それに武士は親戚や同僚からの贈り物を当てにして生活している面もありますから、ある家だけ贈り物を已めるわけにもいかないのです。とくに魚や鹿猪といった蛋白源の摂取は贈答に頼っていましたので、贈答が止まってしまうと、場合によっては基礎的な栄養さえ確保できないと言うことにもなりかねません。

 「武士の家計簿」に取り上げられている金沢の藩士は財政家の家系なのですが、その財政の専門家からして、家計が破綻をすることを重々承知しながら三代続けて借金を重ねて家格を保ちます。家の人間が才能を発揮して出世すればするほどに出費がかさみ、やがて破産します。破産して初めて儀式の質を落とすのですが、それでも涙ぐましい努力をして儀式や贈答を挙行し続ける姿が描写されています。贅沢と言っても現代人とは覚悟が違うわけです。

 江戸時代の武士は家格を保つことが家のため、ひいては藩のためだと信じていました。ですから上から倹約令を出さないと止められないわけです。江戸時代の倹約令にはきちんと意味も効果もあったのでした。

 当時の長州藩は、藩主の襲封儀式のお金にも事欠く有様でした。国家老の益田元宣から財政実態を知らされた敬親は、派手な演出を已め、籠を已めて馬に乗り、木綿の紋付きで国入り道中をして藩政立て直しにかける決意を示しました。藩主が木綿の服を着て藩内を練り歩くなど、当時の感覚とすれば、恥づかしさのあまり憤死してもおかしくないほど破天荒な出来事でした。藩士と領民は涙が止まらなかったと言います。

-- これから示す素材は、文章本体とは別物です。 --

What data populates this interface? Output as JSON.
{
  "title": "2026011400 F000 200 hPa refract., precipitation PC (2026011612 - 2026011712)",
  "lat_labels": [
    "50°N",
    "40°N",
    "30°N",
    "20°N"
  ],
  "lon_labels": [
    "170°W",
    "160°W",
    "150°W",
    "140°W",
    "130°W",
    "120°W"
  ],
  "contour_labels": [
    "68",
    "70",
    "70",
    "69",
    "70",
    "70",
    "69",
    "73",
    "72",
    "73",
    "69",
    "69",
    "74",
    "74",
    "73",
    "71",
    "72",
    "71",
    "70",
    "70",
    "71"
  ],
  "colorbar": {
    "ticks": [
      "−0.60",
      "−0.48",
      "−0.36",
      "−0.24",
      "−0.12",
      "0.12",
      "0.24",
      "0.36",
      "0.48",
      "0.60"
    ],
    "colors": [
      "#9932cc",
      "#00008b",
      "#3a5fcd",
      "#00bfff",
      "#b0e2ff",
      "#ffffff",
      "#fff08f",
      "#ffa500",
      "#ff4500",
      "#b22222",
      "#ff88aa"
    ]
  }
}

 そして萩に入りいよいよ財政立て直しの会議をしばしば開き解決策を講じようとします。ここで注意して欲しいのは、敬親は必ず自分の前で会議を開かせて重臣達に様々な意見を出させた上で、自分で決断を下していることです。村田清風グループの政策を取り入れることが勿論多かったのですが、反対派である坪井九右衛門グループの政策を取り入れることもありました。必ず最終的決断は藩主である敬親が下しています。

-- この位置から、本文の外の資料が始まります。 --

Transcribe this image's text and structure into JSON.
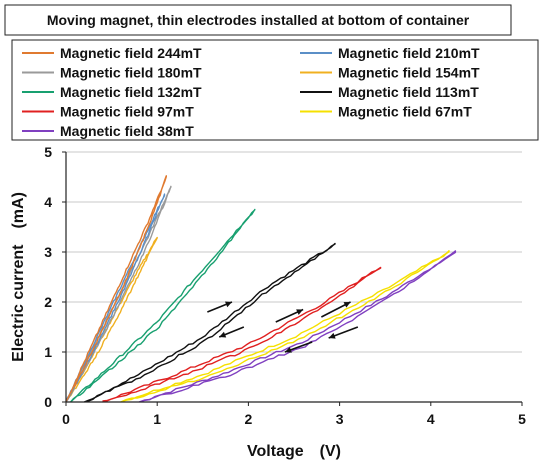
{
  "chart_data": {
    "type": "line",
    "title": "Moving magnet, thin electrodes installed at bottom of container",
    "xlabel": "Voltage　(V)",
    "ylabel": "Electric current　(mA)",
    "xlim": [
      0,
      5
    ],
    "ylim": [
      0,
      5
    ],
    "xticks": [
      "0",
      "1",
      "2",
      "3",
      "4",
      "5"
    ],
    "yticks": [
      "0",
      "1",
      "2",
      "3",
      "4",
      "5"
    ],
    "grid": "horizontal",
    "legend_position": "top",
    "series": [
      {
        "name": "Magnetic field 244mT",
        "color": "#e07a30",
        "x": [
          0.0,
          0.3,
          0.6,
          0.9,
          1.1
        ],
        "y": [
          0.0,
          1.2,
          2.4,
          3.6,
          4.5
        ]
      },
      {
        "name": "Magnetic field 210mT",
        "color": "#5b8fc7",
        "x": [
          0.0,
          0.3,
          0.6,
          0.9,
          1.08
        ],
        "y": [
          0.0,
          1.15,
          2.3,
          3.45,
          4.15
        ]
      },
      {
        "name": "Magnetic field 180mT",
        "color": "#9a9a9a",
        "x": [
          0.0,
          0.3,
          0.6,
          0.9,
          1.15
        ],
        "y": [
          0.0,
          1.1,
          2.2,
          3.3,
          4.3
        ]
      },
      {
        "name": "Magnetic field 154mT",
        "color": "#f0b020",
        "x": [
          0.0,
          0.25,
          0.5,
          0.75,
          1.0
        ],
        "y": [
          0.0,
          0.8,
          1.65,
          2.5,
          3.3
        ]
      },
      {
        "name": "Magnetic field 132mT",
        "color": "#18a070",
        "x": [
          0.05,
          0.5,
          1.0,
          1.5,
          2.07
        ],
        "y": [
          0.0,
          0.75,
          1.6,
          2.65,
          3.85
        ]
      },
      {
        "name": "Magnetic field 113mT",
        "color": "#111111",
        "x": [
          0.2,
          0.8,
          1.5,
          2.2,
          2.95
        ],
        "y": [
          0.0,
          0.55,
          1.3,
          2.3,
          3.15
        ]
      },
      {
        "name": "Magnetic field 97mT",
        "color": "#e02020",
        "x": [
          0.4,
          1.2,
          2.0,
          2.8,
          3.45
        ],
        "y": [
          0.0,
          0.55,
          1.15,
          1.95,
          2.7
        ]
      },
      {
        "name": "Magnetic field 67mT",
        "color": "#f5e000",
        "x": [
          0.6,
          1.5,
          2.5,
          3.5,
          4.2
        ],
        "y": [
          0.0,
          0.55,
          1.3,
          2.25,
          3.0
        ]
      },
      {
        "name": "Magnetic field 38mT",
        "color": "#8040c0",
        "x": [
          0.8,
          1.7,
          2.6,
          3.5,
          4.27
        ],
        "y": [
          0.0,
          0.55,
          1.2,
          2.1,
          3.0
        ]
      }
    ]
  }
}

 重臣の方も、幕末のように藩士を動かして示威行為をしたり、軍を動かして反対派を幽閉などということはしていません。藩政が正常に動いている限り、藩士は自由に意見を敬親の前で戦わせることができましたし、敬親は道理に基づいて決断を下し、藩主のお墨付きを得た政策に藩が一団となって従う体制が出来ていました。

 倹約をし、無駄な儀式や役人を減らしていくことで徐々に藩の財政状況は改善していきます。敬親と清風がひと味違ったのは、江戸や国元での奥、つまり藩主一族の女性達にも倹約を徹底させたことです。

 歴代藩主の正妻は将軍家をはじめとして蒼々たる家柄から来ていましたから倹約という物を知りません。また奥というのは不満分子が付け入る隙となりやすいもので、長州に限らず、いくつもの藩で財政改革を巡る権力闘争がいつの間にかお家騒動に成り代わって、政策の優劣とは関係ないことで藩士が罰せられる悲劇が多発しています。こうしたことが起きると人心が腐り、藩内に深刻な亀裂を残します。

 敬親は奥の女性達の不満を押さえて清風を支え続けました。これをみても敬親が凡愚ではなかったことが分かると思います。